A Bayesian Adaptive Ensemble Kalman Filter for Sequential State and Parameter Estimation
This paper proposes new methodology for sequential state and parameter estimation within the ensemble Kalman filter. The method is fully Bayesian and propagates the joint posterior distribution of states and parameters over time. To implement the method, the authors consider three representations of the marginal posterior distribution of the parameters: a grid-based approach, a Gaussian approximation, and a sequential importance sampling (SIR) approach with kernel resampling. In contrast to existing online parameter estimation algorithms, the new method explicitly accounts for parameter uncertainty and provides a formal way to combine information about the parameters from data at different time periods. The method is illustrated and compared to existing approaches using simulated and real data.

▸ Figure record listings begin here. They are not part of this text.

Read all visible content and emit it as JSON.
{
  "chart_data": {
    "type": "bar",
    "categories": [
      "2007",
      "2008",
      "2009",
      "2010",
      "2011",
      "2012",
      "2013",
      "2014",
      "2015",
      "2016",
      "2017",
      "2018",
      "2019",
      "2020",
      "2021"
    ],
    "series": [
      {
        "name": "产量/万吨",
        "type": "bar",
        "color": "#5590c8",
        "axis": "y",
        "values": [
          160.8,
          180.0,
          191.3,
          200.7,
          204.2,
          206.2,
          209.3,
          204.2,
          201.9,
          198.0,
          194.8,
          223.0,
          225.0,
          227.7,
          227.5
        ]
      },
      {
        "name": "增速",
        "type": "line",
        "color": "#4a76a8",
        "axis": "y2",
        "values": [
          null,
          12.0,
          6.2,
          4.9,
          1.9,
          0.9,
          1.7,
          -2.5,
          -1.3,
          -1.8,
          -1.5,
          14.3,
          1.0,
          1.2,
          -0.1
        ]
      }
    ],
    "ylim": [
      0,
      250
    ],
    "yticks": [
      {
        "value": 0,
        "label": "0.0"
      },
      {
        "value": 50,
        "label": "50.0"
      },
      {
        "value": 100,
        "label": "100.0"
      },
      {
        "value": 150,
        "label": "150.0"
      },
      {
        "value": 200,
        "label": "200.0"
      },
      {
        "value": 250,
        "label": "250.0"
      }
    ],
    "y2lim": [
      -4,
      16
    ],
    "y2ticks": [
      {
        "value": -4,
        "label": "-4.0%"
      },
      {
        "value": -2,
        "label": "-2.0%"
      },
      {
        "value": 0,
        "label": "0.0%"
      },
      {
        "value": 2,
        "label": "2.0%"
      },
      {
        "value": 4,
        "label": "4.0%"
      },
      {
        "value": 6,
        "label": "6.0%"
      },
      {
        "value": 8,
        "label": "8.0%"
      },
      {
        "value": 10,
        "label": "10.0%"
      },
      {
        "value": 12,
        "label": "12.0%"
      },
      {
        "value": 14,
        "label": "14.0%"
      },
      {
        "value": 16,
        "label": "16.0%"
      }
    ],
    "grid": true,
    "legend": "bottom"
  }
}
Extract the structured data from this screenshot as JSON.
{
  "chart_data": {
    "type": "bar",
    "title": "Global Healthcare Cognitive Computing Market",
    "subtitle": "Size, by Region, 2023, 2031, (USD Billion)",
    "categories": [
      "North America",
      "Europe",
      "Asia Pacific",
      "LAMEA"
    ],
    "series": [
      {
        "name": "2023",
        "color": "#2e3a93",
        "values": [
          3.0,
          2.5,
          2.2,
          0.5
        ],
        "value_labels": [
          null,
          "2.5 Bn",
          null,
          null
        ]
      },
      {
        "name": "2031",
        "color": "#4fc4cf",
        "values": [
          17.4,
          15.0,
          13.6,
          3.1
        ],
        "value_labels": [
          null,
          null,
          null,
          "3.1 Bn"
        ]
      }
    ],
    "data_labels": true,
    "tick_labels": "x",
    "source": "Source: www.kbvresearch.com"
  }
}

Bayesian Forecasting of an Inhomogeneous Poisson Process With Applications to Call Center Data
A call center is a centralized hub where customer and other telephone calls are handled by an organization. In today's economy, call centers have become the primary points of contact between customers and businesses. Thus accurate predictions of call arrival rates are indispensable to help call center practitioners staff their call centers efficiently and cost-effectively. This article proposes a multiplicative model for modeling and forecasting within-day arrival rates to a U.S. commercial bank's call center. Markov chain Monte Carlo sampling methods are used to estimate both latent states and model parameters. One-day-ahead density forecasts for the rates and counts are provided. The calibration of these predictive distributions is evaluated through probability integral transforms. Furthermore, 1-day-ahead forecasts comparisons with classical statistical models are given. Our predictions show significant improvements of up to 25% over these standards. A sequential Monte Carlo algorithm is also proposed for sequential estimation and forecasts of the model parameters and rates.
A Simulation Approach to Dynamic Portfolio Choice with an Application to Learning about Return Predictability
We present a simulation-based method for solving discrete-time portfolio choice problems involving non-standard preferences, a large number of assets with arbitrary return distribution, and, most importantly, a large number of state variables with potentially path-dependent or non-stationary dynamics. The method is flexible enough to accommodate intermediate consumption, portfolio constraints, parameter and model uncertainty, and learning. We first establish the properties of the method for the portfolio choice between a stock index and cash when the stock returns are either iid or predictable by the dividend yield. We then explore the problem of an investor who takes into account the predictability of returns but is uncertain about the parameters of the data generating process. The investor chooses the portfolio anticipating that future data realizations will contain useful information to learn about the true parameter values.